Dopo l’ultima seduta del Consiglio provinciale, la senatrice Annamaria Fallucchi interviene sui social con un appello alla responsabilità politica.
Dopo una seduta del Consiglio provinciale particolarmente accesa e le polemiche che ne sono seguite, la senatrice Annamaria Fallucchi (FdI) interviene, affidando ai social un messaggio, chiaro e diretto, rivolto alle forze politiche locali: «Il bene della Provincia prima di tutto: basta giochi di potere, servono scelte responsabili».
Un appello che arriva in un momento di forte tensione tra le componenti del centrodestra e quelle della maggioranza che sostiene l’attuale presidente della Provincia, Giuseppe Nobiletti. La senatrice non risparmia critiche, pur sottolineando la volontà di analizzare «lucidamente» quanto sta accadendo.
«La mia non è una critica, ma un’analisi lucida dei fatti. Non dimentichiamo che l’attuale governo provinciale è stato eletto grazie a una lista “civetta” di centrodestra, sottoscritta per oltre il 70% da iscritti tra PD e Movimento 5 Stelle, pur di far perdere il cdx, quello vero!» scrive Fallucchi, ricordando come – a suo dire – le manovre politiche dell’epoca abbiano favorito la spaccatura del fronte moderato.

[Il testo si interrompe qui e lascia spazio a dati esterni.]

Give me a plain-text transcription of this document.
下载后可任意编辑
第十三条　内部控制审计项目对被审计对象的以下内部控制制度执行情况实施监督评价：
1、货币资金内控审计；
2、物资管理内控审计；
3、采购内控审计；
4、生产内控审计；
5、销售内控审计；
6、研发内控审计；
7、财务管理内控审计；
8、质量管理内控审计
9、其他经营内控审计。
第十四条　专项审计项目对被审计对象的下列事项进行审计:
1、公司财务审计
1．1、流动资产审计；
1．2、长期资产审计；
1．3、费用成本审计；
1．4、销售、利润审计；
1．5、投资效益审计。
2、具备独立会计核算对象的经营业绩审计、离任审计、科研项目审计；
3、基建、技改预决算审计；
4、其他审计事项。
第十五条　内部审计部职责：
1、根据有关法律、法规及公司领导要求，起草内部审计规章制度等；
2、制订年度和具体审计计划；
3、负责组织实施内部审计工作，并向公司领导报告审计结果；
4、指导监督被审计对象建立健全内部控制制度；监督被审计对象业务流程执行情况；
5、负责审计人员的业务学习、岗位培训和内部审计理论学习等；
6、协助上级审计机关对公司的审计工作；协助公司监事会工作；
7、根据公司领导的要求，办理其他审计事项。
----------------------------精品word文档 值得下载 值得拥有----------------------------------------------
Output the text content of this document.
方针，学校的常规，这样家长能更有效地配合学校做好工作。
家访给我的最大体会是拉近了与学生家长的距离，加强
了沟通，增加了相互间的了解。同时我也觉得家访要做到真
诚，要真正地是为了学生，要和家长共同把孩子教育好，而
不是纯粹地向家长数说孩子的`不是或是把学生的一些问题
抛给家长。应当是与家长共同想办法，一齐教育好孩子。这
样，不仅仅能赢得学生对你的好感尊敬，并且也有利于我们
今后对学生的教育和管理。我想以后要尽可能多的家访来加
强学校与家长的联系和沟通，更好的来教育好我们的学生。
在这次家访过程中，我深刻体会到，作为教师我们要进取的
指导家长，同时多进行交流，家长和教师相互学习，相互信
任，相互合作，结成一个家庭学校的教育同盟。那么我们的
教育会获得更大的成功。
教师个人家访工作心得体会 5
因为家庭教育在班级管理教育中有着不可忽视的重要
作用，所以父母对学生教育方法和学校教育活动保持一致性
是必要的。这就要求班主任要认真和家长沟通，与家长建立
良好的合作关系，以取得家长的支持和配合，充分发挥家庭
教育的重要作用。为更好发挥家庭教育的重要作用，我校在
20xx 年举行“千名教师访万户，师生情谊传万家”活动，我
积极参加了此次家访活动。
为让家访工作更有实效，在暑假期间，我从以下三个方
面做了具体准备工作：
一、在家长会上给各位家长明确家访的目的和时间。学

Un’accusa che si lega direttamente alla fase di stallo amministrativo che la Provincia starebbe vivendo: «Oggi, purtroppo, stiamo assistendo a uno spettacolo indegno — ed è bene ricordare che siete stati voi stessi a favorire questa situazione, pur di ostacolare la rielezione di Nicola Gatta a Presidente della Provincia e agevolare quella di Giuseppe Nobiletti. “Intelligenti pauca”».
Toni severi, ma accompagnati da un invito al pragmatismo: «Noi non avremmo mai scelto strategie così di bassa leva, tanto più quando a pagarne il prezzo è una provincia che ha urgente bisogno di essere operativa e concreta».
Infine, la senatrice rivolge un appello trasversale a tutte le forze politiche rappresentate in Consiglio: «Oggi, con senso di responsabilità, vi chiedo io di sostenere l’amministrazione attuale, non per opportunismo politico, ma per evitare di perdere fondi essenziali destinati alla realizzazione di opere strategiche — risorse che, se non utilizzate in tempo, andrebbero irrimediabilmente perdute».